Juntos, ingressaram na sala da OAB/RS do Foro Central para saborear o cafezinho prometido.

Alguns momentos depois, com os olhos voltados à janela, visualizaram a paisagem que dali se mostrava... Quase ao fim da tarde, ao entardecer, é verdade, aquele dia de sol dava adeus a Porto Alegre, nossa bela capital e ao Guaíba (Rio?, Ria?, Lago?, ninguém, ou ele, saberia definir com certeza, reverberando-se, todos, em incontornável controvérsia) e, como todos os porto alegrenses sabem e se deliciam (e até mesmo os porto alegrenses por empréstimo como ele, um uruguaianense), com a visão, repetida, do seu sempre presente lindíssimo por do sol...

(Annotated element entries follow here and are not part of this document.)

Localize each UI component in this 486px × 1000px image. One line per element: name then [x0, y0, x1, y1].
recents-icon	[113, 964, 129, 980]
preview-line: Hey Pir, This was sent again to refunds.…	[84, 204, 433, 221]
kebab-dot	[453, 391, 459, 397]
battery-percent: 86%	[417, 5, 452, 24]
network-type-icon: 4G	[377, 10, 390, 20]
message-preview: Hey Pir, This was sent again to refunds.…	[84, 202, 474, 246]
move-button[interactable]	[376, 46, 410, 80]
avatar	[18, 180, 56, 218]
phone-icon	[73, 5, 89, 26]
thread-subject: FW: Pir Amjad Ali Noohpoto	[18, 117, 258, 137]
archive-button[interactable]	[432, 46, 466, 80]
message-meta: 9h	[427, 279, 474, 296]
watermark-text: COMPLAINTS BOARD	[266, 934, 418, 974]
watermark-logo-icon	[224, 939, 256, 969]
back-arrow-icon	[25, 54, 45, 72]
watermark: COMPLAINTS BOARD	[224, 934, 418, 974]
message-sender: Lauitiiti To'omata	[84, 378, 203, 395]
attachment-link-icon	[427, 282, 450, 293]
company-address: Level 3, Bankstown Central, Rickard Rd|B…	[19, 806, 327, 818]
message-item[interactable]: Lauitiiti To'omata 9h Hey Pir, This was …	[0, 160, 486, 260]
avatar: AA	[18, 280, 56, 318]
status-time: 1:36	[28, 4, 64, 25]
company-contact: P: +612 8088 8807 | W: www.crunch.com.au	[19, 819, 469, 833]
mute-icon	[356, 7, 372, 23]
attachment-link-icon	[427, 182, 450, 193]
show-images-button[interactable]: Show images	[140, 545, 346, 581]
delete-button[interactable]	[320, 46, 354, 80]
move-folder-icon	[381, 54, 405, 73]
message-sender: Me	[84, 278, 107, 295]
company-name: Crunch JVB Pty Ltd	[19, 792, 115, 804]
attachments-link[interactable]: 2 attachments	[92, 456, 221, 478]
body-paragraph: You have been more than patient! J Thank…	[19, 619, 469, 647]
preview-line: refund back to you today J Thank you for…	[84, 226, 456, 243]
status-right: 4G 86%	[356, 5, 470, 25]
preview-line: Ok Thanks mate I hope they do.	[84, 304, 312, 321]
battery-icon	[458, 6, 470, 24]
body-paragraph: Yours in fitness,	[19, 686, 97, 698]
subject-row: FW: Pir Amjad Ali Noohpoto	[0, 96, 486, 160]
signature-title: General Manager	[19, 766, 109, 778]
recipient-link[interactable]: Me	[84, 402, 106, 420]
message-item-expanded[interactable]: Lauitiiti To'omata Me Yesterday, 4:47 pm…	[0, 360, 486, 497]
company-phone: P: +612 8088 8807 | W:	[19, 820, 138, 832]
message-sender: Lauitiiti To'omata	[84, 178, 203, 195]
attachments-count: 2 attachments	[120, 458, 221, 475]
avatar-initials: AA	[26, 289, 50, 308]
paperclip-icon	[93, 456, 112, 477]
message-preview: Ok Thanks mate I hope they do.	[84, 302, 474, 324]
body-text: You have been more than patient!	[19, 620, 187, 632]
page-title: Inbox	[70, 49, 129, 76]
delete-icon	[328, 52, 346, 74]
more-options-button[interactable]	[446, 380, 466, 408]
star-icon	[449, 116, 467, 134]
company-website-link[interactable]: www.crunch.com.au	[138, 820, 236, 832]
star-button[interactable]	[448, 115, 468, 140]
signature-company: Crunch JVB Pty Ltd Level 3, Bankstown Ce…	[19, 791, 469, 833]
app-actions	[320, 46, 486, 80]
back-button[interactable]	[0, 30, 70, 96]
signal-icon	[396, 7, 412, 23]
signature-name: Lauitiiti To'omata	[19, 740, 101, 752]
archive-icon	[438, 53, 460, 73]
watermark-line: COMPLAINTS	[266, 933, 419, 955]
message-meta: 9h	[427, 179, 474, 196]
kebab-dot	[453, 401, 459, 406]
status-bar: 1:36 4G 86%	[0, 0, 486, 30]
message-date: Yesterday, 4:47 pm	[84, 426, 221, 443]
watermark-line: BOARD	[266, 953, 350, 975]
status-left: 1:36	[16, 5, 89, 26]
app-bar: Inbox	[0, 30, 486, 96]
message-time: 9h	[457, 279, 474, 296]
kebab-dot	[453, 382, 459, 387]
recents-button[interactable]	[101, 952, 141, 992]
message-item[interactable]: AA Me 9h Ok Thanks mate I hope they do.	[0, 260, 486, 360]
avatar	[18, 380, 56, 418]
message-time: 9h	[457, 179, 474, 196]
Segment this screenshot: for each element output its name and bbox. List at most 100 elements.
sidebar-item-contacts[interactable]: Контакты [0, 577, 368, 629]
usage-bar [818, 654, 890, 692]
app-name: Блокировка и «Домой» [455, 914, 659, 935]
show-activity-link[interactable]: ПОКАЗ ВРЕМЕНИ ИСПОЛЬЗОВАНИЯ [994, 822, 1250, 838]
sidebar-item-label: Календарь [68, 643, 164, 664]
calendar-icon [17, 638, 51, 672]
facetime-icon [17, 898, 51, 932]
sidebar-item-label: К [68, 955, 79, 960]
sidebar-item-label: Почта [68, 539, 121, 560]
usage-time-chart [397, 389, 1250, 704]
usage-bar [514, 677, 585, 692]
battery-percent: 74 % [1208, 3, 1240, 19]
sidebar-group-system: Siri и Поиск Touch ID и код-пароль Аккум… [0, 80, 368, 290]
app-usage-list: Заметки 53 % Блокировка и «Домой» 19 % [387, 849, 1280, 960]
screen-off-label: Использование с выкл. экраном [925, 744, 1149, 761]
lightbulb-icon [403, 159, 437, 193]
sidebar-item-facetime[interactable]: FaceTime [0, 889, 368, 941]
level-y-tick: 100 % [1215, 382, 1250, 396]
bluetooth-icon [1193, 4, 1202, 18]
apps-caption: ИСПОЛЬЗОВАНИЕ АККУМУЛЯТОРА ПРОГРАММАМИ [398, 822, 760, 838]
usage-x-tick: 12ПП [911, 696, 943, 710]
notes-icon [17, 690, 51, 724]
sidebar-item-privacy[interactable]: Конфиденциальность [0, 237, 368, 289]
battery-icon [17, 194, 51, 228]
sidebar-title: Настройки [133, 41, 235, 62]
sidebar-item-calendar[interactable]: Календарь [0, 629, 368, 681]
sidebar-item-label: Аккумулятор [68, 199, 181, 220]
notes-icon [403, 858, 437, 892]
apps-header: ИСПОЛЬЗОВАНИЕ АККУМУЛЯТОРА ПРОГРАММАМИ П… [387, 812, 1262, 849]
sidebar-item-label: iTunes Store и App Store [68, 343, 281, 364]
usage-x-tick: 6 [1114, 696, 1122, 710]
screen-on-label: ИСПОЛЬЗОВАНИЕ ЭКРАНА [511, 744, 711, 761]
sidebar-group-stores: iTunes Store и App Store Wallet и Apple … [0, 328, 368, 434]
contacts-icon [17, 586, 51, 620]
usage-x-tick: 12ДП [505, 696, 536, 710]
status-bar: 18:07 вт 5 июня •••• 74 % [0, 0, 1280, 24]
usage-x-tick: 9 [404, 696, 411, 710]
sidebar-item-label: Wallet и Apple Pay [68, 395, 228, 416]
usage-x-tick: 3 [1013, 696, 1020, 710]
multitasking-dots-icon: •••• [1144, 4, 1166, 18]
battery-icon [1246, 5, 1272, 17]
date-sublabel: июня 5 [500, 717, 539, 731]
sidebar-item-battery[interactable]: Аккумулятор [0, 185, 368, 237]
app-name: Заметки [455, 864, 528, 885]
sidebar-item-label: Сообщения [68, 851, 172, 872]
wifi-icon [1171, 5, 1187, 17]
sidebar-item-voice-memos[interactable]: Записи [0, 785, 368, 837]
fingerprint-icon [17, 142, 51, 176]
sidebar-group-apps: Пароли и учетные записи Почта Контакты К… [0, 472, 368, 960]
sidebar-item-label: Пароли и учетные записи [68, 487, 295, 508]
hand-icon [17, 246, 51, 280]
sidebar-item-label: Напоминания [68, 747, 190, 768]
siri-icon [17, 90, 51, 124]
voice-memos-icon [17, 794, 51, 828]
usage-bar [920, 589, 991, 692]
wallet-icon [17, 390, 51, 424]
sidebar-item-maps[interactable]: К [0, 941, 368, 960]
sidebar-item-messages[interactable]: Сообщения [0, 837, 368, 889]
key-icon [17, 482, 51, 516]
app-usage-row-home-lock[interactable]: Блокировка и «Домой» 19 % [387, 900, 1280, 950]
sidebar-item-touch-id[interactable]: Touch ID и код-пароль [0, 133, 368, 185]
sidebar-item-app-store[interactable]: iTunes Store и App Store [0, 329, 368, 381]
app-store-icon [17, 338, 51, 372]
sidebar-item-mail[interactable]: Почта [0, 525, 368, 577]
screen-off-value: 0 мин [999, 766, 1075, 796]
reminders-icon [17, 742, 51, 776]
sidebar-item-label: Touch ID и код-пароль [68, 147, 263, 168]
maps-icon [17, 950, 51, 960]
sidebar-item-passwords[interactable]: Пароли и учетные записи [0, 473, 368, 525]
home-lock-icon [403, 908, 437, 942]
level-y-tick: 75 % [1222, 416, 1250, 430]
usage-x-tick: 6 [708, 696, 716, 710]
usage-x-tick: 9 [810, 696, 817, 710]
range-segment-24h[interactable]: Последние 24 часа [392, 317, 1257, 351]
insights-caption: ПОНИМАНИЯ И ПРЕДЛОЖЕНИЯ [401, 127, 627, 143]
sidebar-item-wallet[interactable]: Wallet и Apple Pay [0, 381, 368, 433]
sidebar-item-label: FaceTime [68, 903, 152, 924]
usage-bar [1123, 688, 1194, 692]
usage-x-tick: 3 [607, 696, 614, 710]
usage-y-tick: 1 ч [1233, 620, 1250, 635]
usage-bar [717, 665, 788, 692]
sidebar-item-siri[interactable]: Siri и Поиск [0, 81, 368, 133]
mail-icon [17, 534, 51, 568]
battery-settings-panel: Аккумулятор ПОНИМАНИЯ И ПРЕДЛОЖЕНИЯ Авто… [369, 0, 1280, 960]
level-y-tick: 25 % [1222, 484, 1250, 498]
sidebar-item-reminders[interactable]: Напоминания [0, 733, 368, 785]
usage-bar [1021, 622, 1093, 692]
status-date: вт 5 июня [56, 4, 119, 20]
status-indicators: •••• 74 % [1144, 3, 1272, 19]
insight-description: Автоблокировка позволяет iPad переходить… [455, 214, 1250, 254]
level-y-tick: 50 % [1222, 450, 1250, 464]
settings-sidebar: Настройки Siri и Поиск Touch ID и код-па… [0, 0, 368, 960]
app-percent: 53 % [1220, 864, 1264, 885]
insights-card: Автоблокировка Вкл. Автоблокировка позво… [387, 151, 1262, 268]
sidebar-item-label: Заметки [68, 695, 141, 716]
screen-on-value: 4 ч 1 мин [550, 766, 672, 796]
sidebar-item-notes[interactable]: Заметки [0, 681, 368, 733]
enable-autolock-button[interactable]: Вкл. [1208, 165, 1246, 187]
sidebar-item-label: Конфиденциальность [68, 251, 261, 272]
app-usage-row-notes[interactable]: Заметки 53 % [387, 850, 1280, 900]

- “Não é lindo?... Devias escrever sobre isso... porque não, agora? ...” - “Tal tema já foi explorado por mim no poema chamado 'Sol Posto', acho que não o conheces...“ - "Declama, então, para mim, claro se puderes...” - “...Está bem, lá vai, espero que gostes: 

                                                       'Sol Posto

E cai a tarde assim/ Como a zombar de mim/ Mostrando o que perdi/ Suspenso por um triz/ O sol morre infeliz!.../ ...Como eu também morri!/
É tanto o encantamento/ Da dor, neste momento/ Registro a olho nu/ E a cor da tarde calma/ Esvai-se como a alma/ da tarde que foi tu.../

Mas, amanhã é certo/ O sol aceso, esperto/ Inteiro e renascido/ Virá banhar de luz/ A vida que seduz/ A todos os sentidos.../

Cá dentro o meu sol, posto/ Expulsa para o rosto/ A noite em que estou.../ Nenhum sonho me diz/ À frente o dia feliz/ Da tarde que voltou'...”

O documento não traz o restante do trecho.